DES PERES, Mo. -- A man accused of orchestrating the killing of his sister's allegedly abusive husband killed his own parents in 1964, the St. Louis Post-Dispatch reported in a copyright story Sunday.
Dennis A. Irby, now 53 and of Raleigh, N.C., was a 15-year-old St. Louis resident when he shot, stabbed and beat his parents. He later told police he killed his father after watching him hit his mother in a jealous rage, then turned on his mother.
Irby ultimately confessed to those killings and was sent to a state mental hospital, the newspaper said, citing its own articles recounting the case as it unfolded.
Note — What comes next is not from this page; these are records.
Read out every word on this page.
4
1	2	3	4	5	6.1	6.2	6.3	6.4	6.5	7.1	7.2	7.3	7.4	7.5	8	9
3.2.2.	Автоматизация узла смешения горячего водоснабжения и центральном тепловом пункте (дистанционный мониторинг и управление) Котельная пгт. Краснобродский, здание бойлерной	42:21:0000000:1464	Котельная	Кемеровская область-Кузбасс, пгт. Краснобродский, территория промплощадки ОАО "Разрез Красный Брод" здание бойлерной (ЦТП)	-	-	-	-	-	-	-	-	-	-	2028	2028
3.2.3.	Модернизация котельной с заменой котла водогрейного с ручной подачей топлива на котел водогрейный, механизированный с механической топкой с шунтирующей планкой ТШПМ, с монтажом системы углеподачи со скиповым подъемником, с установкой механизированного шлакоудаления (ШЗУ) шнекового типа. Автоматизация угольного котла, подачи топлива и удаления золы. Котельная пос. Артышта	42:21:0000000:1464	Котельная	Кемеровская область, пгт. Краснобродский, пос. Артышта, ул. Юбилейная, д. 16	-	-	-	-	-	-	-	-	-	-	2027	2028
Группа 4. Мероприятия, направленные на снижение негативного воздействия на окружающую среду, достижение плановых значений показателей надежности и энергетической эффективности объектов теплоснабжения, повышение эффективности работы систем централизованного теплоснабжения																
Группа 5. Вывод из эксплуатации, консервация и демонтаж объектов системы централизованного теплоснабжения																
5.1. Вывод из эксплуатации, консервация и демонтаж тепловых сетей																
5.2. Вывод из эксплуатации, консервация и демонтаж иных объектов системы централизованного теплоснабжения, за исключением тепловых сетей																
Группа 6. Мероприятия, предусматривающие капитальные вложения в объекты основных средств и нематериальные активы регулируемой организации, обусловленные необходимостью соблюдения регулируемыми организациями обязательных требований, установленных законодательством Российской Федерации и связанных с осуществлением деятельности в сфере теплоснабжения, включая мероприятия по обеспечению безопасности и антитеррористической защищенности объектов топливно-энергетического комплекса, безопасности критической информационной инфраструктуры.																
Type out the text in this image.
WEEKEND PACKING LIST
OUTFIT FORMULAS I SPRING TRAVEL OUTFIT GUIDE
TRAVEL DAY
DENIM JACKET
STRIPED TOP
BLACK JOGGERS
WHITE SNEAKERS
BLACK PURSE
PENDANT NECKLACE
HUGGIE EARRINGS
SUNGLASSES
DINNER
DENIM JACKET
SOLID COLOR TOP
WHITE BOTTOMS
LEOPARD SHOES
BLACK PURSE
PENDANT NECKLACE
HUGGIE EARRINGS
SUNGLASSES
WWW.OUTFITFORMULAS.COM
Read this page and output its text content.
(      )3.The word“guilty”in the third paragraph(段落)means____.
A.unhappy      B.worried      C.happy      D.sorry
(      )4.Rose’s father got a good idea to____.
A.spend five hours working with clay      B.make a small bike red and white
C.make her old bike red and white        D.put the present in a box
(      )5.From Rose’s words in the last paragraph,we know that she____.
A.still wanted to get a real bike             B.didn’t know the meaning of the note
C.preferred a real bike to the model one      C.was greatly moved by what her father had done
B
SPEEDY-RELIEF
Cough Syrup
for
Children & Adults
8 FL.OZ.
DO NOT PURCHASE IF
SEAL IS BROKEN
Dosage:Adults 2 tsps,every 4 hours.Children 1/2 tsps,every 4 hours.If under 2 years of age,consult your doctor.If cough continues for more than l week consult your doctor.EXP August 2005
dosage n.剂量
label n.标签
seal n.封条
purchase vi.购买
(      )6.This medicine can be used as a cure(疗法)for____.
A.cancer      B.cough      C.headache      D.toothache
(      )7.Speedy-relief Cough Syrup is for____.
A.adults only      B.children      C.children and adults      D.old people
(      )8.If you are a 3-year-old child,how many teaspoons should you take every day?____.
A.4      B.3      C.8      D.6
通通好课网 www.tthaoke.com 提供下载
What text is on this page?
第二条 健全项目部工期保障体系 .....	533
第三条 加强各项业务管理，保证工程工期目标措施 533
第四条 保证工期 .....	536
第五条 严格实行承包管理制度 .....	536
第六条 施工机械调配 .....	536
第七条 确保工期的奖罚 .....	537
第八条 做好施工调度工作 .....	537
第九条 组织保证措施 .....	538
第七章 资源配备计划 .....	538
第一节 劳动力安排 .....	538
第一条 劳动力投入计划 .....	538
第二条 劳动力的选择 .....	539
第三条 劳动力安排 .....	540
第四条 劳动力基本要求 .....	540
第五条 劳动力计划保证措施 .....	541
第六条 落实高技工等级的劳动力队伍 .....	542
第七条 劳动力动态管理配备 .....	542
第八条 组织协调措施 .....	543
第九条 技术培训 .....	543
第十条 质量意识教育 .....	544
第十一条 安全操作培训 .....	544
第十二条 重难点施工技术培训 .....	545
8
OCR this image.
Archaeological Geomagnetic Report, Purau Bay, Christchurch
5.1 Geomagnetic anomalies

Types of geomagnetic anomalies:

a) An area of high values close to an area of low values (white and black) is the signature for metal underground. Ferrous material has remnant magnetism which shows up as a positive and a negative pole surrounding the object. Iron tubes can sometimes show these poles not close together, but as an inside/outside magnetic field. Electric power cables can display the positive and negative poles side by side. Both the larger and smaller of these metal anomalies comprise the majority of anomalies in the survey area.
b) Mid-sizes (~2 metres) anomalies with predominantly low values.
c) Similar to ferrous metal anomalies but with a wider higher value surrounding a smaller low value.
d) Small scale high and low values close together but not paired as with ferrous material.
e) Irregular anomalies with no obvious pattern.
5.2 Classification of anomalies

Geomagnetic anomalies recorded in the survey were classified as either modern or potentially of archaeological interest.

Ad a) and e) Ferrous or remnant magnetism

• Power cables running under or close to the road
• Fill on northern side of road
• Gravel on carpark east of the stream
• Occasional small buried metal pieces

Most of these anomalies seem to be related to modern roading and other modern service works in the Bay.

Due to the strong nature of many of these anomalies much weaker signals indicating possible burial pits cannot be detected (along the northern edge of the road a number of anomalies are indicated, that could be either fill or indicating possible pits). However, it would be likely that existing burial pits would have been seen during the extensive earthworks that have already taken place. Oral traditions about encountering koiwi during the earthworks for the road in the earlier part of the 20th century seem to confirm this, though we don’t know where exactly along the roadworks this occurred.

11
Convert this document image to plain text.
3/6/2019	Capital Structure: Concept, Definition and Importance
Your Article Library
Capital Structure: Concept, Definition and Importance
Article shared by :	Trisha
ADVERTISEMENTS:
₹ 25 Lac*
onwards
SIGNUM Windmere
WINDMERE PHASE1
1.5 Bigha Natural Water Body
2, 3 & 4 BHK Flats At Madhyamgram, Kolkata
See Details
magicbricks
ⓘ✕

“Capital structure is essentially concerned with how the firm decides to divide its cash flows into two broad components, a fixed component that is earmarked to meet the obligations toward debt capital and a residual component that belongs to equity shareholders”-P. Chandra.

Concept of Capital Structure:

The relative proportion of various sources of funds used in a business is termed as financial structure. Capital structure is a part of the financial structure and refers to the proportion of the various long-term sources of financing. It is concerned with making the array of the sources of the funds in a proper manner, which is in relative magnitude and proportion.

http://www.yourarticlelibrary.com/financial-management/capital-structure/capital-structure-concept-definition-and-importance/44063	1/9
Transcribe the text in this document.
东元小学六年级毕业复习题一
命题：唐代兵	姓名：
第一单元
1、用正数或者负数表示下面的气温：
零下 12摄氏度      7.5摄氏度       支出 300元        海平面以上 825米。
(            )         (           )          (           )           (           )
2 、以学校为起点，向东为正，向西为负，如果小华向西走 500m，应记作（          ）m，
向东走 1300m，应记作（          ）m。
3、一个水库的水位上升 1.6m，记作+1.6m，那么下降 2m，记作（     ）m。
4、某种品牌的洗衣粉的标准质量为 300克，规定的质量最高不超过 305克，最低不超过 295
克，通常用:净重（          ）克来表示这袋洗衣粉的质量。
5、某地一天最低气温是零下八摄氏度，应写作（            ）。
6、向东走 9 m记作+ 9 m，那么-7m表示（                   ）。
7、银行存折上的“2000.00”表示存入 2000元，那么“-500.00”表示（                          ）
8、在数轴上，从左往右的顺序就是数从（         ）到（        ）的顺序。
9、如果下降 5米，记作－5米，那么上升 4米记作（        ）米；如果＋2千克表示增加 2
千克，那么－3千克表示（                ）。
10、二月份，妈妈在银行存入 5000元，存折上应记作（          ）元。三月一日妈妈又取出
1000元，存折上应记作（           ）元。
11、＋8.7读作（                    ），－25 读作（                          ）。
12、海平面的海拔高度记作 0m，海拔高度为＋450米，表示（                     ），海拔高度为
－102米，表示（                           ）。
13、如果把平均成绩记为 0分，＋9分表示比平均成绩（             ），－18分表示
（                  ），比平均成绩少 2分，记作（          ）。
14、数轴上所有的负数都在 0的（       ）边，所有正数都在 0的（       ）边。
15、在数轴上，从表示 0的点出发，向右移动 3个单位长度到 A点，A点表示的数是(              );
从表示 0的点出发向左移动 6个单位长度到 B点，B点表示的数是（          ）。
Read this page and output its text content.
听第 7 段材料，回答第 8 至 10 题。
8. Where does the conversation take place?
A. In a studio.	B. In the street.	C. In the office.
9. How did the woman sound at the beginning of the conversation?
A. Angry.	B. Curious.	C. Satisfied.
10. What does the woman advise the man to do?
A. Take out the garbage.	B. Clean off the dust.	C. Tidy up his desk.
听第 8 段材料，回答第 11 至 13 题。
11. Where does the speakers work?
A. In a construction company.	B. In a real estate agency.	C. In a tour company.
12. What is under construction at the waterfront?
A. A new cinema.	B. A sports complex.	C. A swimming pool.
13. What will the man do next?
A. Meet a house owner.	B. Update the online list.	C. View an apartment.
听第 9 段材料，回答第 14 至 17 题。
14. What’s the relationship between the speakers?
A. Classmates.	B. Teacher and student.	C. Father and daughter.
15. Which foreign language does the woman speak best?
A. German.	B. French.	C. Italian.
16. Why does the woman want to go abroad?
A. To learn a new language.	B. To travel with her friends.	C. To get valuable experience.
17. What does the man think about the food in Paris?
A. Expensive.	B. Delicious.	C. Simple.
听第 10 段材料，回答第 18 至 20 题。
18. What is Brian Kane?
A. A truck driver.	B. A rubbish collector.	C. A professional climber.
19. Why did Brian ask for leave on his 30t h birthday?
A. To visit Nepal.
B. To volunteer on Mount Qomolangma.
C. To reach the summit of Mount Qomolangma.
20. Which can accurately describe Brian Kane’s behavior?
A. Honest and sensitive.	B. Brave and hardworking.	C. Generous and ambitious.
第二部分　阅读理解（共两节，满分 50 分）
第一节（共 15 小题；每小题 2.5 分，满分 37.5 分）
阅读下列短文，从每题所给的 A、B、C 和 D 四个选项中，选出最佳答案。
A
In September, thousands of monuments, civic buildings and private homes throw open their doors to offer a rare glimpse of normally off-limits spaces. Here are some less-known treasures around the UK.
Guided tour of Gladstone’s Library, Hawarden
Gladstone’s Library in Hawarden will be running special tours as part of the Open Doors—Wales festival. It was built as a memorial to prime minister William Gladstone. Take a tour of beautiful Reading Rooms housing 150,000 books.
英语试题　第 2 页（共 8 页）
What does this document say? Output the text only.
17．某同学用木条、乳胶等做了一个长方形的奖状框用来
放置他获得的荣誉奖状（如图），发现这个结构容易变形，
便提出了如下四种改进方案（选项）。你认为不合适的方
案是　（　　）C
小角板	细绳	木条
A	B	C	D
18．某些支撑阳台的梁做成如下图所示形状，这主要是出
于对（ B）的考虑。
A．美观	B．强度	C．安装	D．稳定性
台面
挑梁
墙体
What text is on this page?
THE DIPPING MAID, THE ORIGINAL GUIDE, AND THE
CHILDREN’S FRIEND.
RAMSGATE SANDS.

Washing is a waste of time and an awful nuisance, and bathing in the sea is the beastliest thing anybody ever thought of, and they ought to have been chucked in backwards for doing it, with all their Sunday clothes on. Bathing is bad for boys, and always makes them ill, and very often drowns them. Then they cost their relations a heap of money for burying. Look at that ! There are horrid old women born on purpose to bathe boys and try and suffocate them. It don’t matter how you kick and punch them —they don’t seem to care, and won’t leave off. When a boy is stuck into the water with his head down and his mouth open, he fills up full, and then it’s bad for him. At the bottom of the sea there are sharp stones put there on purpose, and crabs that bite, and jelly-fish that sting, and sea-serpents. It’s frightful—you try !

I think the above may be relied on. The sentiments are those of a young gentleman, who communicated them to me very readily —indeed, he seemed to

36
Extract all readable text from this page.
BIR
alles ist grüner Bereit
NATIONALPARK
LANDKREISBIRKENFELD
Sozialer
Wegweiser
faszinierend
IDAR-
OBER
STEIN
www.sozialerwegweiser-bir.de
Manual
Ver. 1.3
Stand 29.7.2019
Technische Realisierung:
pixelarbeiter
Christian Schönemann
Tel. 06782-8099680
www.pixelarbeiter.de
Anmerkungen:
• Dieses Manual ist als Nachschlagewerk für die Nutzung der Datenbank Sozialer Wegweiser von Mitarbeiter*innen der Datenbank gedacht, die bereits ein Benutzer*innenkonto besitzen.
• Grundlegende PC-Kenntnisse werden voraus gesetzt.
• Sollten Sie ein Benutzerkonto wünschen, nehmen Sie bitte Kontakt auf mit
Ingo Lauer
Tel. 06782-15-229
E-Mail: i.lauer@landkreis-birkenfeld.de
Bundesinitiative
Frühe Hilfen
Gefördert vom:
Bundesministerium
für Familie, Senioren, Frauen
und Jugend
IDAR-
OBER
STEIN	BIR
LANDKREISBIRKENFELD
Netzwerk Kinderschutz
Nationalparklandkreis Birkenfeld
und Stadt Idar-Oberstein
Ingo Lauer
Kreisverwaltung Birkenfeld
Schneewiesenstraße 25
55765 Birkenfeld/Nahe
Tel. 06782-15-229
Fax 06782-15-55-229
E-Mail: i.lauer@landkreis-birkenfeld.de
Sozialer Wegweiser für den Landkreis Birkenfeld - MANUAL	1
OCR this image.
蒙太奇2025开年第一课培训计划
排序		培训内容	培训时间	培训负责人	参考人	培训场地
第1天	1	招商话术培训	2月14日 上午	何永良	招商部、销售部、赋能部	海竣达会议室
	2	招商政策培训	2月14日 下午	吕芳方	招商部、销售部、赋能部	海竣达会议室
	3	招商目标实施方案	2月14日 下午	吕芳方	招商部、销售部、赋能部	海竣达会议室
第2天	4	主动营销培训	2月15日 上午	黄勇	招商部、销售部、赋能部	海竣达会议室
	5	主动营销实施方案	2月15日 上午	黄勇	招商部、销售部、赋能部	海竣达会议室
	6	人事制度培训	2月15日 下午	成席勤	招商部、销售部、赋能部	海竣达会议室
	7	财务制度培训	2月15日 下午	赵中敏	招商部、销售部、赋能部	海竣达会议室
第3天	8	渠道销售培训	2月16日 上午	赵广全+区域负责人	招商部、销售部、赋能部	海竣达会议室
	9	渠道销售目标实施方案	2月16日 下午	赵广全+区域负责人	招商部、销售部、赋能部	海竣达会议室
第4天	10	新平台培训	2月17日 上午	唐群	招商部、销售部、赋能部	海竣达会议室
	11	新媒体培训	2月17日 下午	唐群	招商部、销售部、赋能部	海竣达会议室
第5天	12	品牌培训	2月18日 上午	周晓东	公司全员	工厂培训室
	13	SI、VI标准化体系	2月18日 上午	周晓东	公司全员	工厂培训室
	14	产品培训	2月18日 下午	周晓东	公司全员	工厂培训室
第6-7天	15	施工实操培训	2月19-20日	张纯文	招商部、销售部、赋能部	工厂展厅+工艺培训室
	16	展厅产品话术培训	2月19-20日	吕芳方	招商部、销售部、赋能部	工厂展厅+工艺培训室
Last week, Irby was charged with first-degree murder in the Dec. 30 shooting death of Jeffrey Sexton, his brother-in-law, at Sexton's suburban St. Louis home.
Also charged with first-degree murder were Sexton's father-in-law, Ervell Hoover, 75, of Ellisville, and brother-in-law Robert E. Hoover, 35, of St. Charles.
Investigators allege that killing took place about two weeks after Sexton, 43, severely beat his 42-year-old wife, Lois Sexton.
Des Peres police officers say they responded to the couple's home at least six times when neighbors, family and school officials reported abuse, but Lois Sexton repeatedly denied having been victimized.
Police said they could not arrest Jeffrey Sexton because they found no physical evidence of attacks, such as injuries or broken furniture.
After being beaten Dec. 14, authorities said, Lois Sexton finally admitted the abuse to relatives and fled with her 6-year-old daughter to the Raleigh home of her sister and Irby. Police said Irby then traveled to St. Louis to address the problem.
Investigators said Ervell Hoover gave Irby a gun and a vehicle, and that sometime Dec. 30 Irby shot Jeffrey Sexton twice in the head -- the same way Irby killed his father in 1964.
In the latest slayings, Dennis Irby was arrested in North Carolina.
Lois Sexton has not been charged.
The Post-Dispatch stories, in its stories from the time of the 1964 killings, said Irby told police that after his parents fought one night in their two-bedroom St. Louis apartment, "I gave my dad a judo chop." Irby said his father hit him back and sent him to his room, where the son cleaned and loaded a .410-gauge shotgun.
The teenager told police he went into the living room and shot his father, then demanded that his mother write a check so he would have money to flee. The young Irby told investigators he became "dizzy," then found his mother bloody and beaten on the kitchen floor, her throat slashed.
Psychiatrists testified that Dennis Irby suffered from "schizophrenic tendencies" during the 1964 murders, he was committed to the Fulton State Mental Hospital through the juvenile court system.